Martin Gessmann – İnsanın Gerçek İhtiyaçları Üzerine (2012)

  • İNSANIN GERÇEK İHTİYAÇLARI ÜZERİNE, Martin Gessmann, çeviren: Hülya Yaman, Avesta Yayınları, felsefe, 200 sayfa

 

Tekniğin beraberinde getirdiği huzursuzluk, 20. yüzyılın önemli tartışma konularından olageldi. Martin Gessmann da, teknik felsefesi ve teknolojiyi hermeneutik bir analize tabi tutarak, teknolojinin yarattığı yeni ve özgün düşünce tarzını analiz ediyor. Teknik konusunda yürütülen tartışmalara yer veren Gessmann, devamında, tekniğin tarihsel boyutunu ve teknik felsefesinin konuya yaklaşımını irdeliyor. Gessmann’ın çalışması, Rousseau, Heidegger, Gehlen, Horkheimer ve Adorno gibi isimlerin düşünceleri yoluyla, tekniği olumlayan ya da tekniği bir tehdit olarak gören anlayışları tartışmaya açmasıyla da dikkat çekiyor.

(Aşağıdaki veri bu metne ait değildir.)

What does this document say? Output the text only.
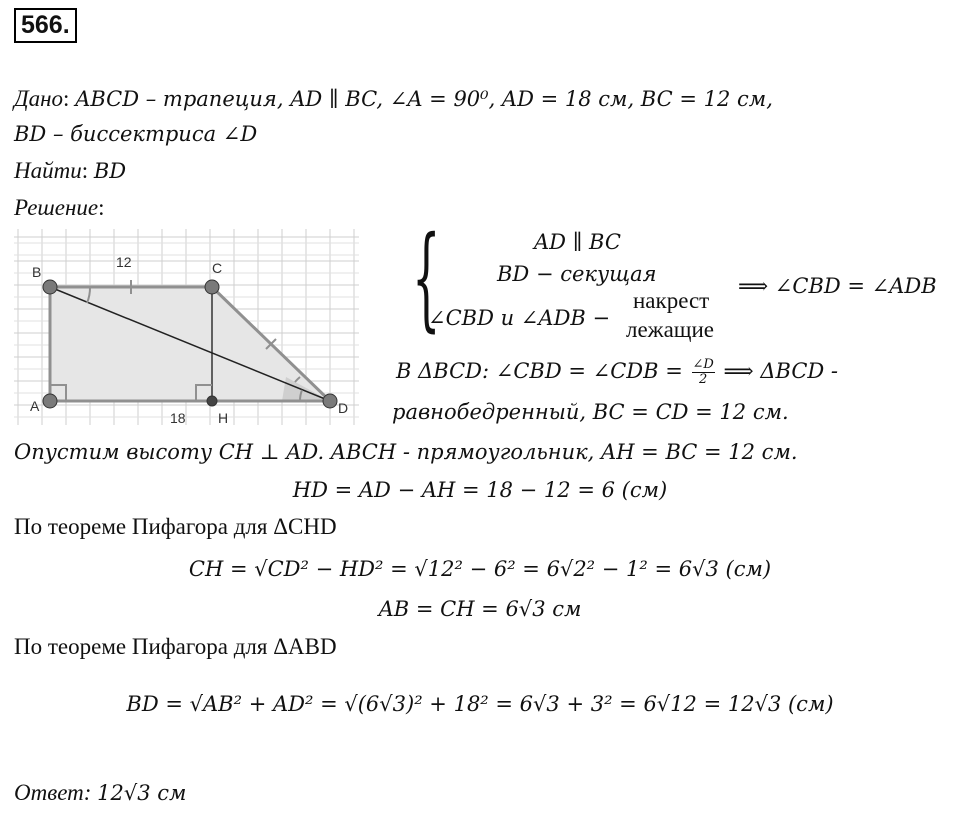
566.
Дано: ABCD – трапеция, AD ∥ BC, ∠A = 90⁰, AD = 18 см, BC = 12 см,
BD – биссектриса ∠D
Найти: BD
Решение:
B	C
A	D
H
12
18
{	AD ∥ BC
BD − секущая
∠CBD и ∠ADB −
накрест
лежащие
⟹ ∠CBD = ∠ADB
В ΔBCD: ∠CBD = ∠CDB = $\frac{\angle D}{2}$ ⟹ ΔBCD -
равнобедренный, BC = CD = 12 см.
Опустим высоту CH ⊥ AD. ABCH - прямоугольник, AH = BC = 12 см.
HD = AD − AH = 18 − 12 = 6 (см)
По теореме Пифагора для ΔCHD
CH = √CD² − HD² = √12² − 6² = 6√2² − 1² = 6√3 (см)
AB = CH = 6√3 см
По теореме Пифагора для ΔABD
BD = √AB² + AD² = √(6√3)² + 18² = 6√3 + 3² = 6√12 = 12√3 (см)
Ответ: 12√3 см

Karl Löwith – Tarihte Anlam (2012)

  • TARİHTE ANLAM, Karl Löwith, çeviren: Caner Turan, Say Yayıncılık, tarih, 344 sayfa

 

Filozof Martin Heidegger’in öğrenciliğini de yapmış Karl Löwith ‘Tarihte Anlam’da, 18. ve 19. yüzyılın tarih felsefelerini Hegel, Marx, Vico, Burckhardt, Augustine ve Nietzsche gibi düşünürler üzerinden izleyerek İncil’e yaptığı geri dönüşlerle modern tarih felsefeleri ile onların teolojik öncelleri arasındaki ilişkiye odaklanıyor. Felsefe, din, tarih ve teoloji arasındaki ilişkiye dair iyi bir çalışma olan kitap, Batı dünyasına egemen olan modern düşünce ile Hıristiyanlık inancı arasındaki ilişkinin tarih düşüncesini ve genel anlamda düşünce dünyasını ne şekilde etkilediğini ortaya koymasıyla ilgi çekiyor diyebiliriz.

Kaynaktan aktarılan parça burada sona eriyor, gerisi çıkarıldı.